Veremos mais a frente em cartas como o Enforcado, ou a Torre, essas “forças” nos empurrando para esse encontro, mas aqui no Papa, no arcano número 5, é apenas um conselho: nada é e nada será tão sagrado quanto esse encontro com a nossa verdadeira essência, o íntimo da nossa alma, o verdadeiro Deus que não está nas paredes de uma igreja, ou nas palavras decoradas de uma oração.
Para onde foi Deus?, exclamou… vou lhes dizer! Nós o matamos, vocês e eu! Somos nós os seus assassinos! Mas como fizemos isso? Como conseguimos esvaziar o mar? Quem nos deu uma esponja para apagar o horizonte inteiro? Que fizemos quando desatamos esta terra do seu Sol? Para onde vai ela agora? Para onde vamos nós mesmos? Para longe de todos os sóis? Não estamos incessantemente a cair? Para diante, para trás, para os lados, em todas as direções? Haverá ainda um “em cima” e um “embaixo”? Não estamos errando através de um vazio infinito? Não sentimos na face o sopro do vazio? Não se tornou ele mais frio? Não anoitece eternamente? Não será preciso acender os candeeiros logo de manhã? Não ouvimos ainda o barulho dos coveiros que enterram Deus? Ainda não sentimos o cheiro da decomposição divina?… Os deuses também apodrecem! Deus morreu! Deus continua morto! E nós o matamos! Como havemos de nos consolar, nós, assassinos entre os assassinos! O que o mundo possuía de mais sagrado e de mais poderoso até hoje sangrou sob o nosso punhal; quem nos limpará este sangue? Que água nos poderá lavar? Que expiações, que jogo sagrado seremos forçados a inventar? […]

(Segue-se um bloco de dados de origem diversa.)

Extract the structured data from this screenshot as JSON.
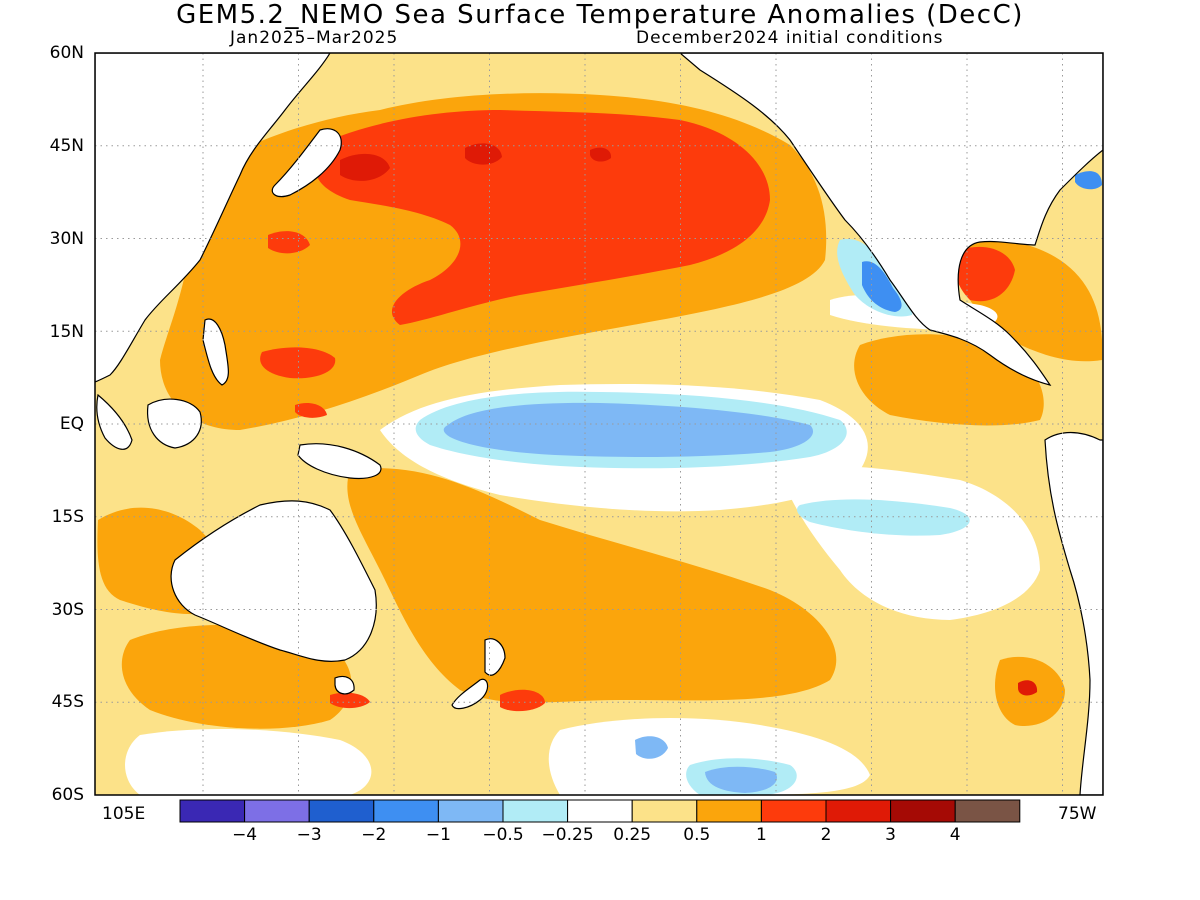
{
  "header": {
    "title": "GEM5.2_NEMO Sea Surface Temperature Anomalies (DecC)",
    "period": "Jan2025–Mar2025",
    "init": "December2024 initial conditions"
  },
  "axes": {
    "lat_labels": [
      "60N",
      "45N",
      "30N",
      "15N",
      "EQ",
      "15S",
      "30S",
      "45S",
      "60S"
    ],
    "lon_left": "105E",
    "lon_right": "75W"
  },
  "colorbar": {
    "colors": [
      "#3a28b4",
      "#7d6fe6",
      "#1f5fcf",
      "#3e8ff2",
      "#7eb8f5",
      "#b1ecf6",
      "#ffffff",
      "#fce289",
      "#fba50c",
      "#fd3b0c",
      "#df1a06",
      "#a50a05",
      "#7a5445"
    ],
    "labels": [
      "−4",
      "−3",
      "−2",
      "−1",
      "−0.5",
      "−0.25",
      "0.25",
      "0.5",
      "1",
      "2",
      "3",
      "4"
    ]
  },
  "map_fill": {
    "pale": "#fce289",
    "orange": "#fba50c",
    "red_orange": "#fd3b0c",
    "red": "#df1a06",
    "light_cyan": "#b1ecf6",
    "light_blue": "#7eb8f5",
    "blue": "#3e8ff2",
    "land": "#ffffff",
    "coast": "#000000",
    "grid": "#9a9a9a"
  }
}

A oração foi criada para pessoas que nunca tiveram pensamentos próprios e que ignoram o que é a elevação da alma ou a experimentam sem dela se darem conta: que devem fazer essas pessoas nos lugares santos e nas circunstâncias importantes da vida que exigem repouso e uma espécie de dignidade? Para impedir pelo menos que elas incomodem, os fundadores de religiões, grandes ou pequenos, lhes recomendaram na sua sageza a fórmula da oração: longo trabalho mecânico dos lábios, aliado a um esforço de memória e a uma posição determinada das mãos, dos pés e do olhar! […]
[…] O que são estas igrejas senão túmulos e monumentos fúnebres de Deus?